DEA RESEARCHER LICENSURE: THE FINAL GATEKEEPER
To legally purchase cannabis or psychoactive cannabinoids and administer them to humans, researchers must secure a Schedule I researcher license from the DEA, except in the rare cases of FDA‐approved cannabinoid drugs that have been rescheduled.3 Although the DEA has been directed to initiate rulemaking to reschedule cannabis to Schedule III, this process has not yet eliminated or materially reduced the regulatory requirements governing cannabis research. This can only be accomplished after FDA IND and IRB approvals and securing any local controlled substances licensure. DEA researcher applications include forms, the full protocol, FDA IND “May Proceed” letter, IRB approval letter, copies of local controlled substance licensure, investigator credentials, and secure drug handling plans.
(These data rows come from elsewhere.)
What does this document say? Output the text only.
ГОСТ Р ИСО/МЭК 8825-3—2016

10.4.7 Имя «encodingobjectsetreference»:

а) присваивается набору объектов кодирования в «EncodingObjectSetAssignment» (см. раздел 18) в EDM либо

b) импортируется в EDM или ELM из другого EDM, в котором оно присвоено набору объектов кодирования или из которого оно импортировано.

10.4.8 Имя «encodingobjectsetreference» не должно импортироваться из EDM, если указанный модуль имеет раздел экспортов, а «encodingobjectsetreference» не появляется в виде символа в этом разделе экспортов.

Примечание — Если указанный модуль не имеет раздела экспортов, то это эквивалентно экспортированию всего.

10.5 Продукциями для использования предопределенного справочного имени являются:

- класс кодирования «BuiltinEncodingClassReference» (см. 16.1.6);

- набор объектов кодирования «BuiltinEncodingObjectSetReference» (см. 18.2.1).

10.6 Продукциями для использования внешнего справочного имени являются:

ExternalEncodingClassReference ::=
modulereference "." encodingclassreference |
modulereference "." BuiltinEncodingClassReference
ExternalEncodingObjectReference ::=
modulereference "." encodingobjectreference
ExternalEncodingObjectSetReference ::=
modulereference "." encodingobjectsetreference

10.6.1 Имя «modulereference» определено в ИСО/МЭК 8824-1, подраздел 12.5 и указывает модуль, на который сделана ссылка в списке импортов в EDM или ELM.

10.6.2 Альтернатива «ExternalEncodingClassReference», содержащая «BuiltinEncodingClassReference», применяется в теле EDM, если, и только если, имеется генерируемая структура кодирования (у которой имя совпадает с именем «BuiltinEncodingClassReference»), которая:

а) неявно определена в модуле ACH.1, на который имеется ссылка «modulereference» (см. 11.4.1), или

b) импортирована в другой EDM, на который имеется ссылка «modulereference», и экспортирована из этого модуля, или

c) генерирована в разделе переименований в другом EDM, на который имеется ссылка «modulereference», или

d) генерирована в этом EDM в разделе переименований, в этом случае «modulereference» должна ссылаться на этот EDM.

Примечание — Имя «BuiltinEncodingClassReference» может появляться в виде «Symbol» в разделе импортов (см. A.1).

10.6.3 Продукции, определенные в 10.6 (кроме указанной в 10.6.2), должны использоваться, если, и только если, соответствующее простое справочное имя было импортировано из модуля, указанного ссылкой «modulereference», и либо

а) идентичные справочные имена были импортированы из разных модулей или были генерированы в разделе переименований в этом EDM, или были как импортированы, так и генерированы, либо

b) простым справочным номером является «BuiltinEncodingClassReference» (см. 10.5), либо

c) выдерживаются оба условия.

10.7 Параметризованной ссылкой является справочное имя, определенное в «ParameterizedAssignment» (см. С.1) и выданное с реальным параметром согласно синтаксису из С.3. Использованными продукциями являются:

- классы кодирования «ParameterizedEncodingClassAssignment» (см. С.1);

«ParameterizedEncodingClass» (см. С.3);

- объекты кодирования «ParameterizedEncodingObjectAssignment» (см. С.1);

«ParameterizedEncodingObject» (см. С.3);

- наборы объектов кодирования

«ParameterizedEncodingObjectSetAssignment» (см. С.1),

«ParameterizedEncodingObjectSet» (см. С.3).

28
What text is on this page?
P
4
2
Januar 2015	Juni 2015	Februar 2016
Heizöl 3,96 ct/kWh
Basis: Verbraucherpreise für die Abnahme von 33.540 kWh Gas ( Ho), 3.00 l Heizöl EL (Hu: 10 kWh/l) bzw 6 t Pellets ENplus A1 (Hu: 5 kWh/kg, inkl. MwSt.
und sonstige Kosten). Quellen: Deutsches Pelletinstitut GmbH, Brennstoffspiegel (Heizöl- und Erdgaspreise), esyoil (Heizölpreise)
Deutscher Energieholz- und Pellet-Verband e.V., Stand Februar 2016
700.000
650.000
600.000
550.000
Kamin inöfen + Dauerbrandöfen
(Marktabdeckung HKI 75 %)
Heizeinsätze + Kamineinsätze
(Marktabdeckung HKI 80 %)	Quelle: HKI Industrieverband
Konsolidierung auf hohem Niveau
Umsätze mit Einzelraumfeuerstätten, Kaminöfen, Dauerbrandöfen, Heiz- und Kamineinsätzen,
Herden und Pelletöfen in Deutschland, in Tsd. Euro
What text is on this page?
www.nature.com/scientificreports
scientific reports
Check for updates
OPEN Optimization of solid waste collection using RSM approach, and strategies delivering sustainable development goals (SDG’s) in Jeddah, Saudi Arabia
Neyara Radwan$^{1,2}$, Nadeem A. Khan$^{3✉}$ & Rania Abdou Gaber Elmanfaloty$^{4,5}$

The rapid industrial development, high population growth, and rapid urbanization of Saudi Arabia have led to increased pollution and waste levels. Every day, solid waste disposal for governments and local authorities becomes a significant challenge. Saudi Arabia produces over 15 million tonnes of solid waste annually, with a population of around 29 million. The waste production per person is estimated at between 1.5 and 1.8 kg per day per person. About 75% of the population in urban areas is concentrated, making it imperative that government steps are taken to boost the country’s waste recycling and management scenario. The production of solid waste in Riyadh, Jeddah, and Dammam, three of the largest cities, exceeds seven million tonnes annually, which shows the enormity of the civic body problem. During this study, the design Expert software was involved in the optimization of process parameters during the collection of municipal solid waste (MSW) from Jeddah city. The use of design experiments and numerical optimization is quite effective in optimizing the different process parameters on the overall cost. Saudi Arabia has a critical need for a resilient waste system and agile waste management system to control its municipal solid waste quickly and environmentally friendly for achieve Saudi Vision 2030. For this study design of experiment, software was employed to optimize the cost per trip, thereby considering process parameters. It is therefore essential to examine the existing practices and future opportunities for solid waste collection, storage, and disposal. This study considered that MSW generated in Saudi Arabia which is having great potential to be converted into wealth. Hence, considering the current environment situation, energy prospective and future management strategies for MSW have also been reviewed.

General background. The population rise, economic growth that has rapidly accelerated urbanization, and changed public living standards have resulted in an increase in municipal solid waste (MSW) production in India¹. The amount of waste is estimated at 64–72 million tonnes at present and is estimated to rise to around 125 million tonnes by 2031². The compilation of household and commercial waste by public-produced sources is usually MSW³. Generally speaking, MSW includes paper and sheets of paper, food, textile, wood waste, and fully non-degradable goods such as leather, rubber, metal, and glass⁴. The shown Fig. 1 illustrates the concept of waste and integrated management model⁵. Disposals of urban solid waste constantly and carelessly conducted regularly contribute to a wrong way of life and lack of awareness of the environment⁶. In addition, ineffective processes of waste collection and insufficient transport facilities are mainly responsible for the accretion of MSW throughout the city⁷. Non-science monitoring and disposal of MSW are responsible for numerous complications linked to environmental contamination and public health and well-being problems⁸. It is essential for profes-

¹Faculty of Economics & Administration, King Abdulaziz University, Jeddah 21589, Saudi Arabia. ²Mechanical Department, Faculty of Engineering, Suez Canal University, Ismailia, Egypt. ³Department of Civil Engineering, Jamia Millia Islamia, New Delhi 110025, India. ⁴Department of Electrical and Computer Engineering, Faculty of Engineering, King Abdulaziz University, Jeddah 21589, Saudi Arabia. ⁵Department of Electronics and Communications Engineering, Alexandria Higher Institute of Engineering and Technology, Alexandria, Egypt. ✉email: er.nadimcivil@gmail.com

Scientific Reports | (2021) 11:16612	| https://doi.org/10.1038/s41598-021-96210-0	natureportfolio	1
Applications are reviewed by the DEA in collaboration with the Department of Health and Human Services (HHS), namely the FDA—despite the FDA IND review process. The DEA’s review involves facility inspections, security assessments, and study team member background checks. Even experienced research institutions may lack the infrastructure for Schedule I research, requiring installation of compliant safes, surveillance, and tracking systems.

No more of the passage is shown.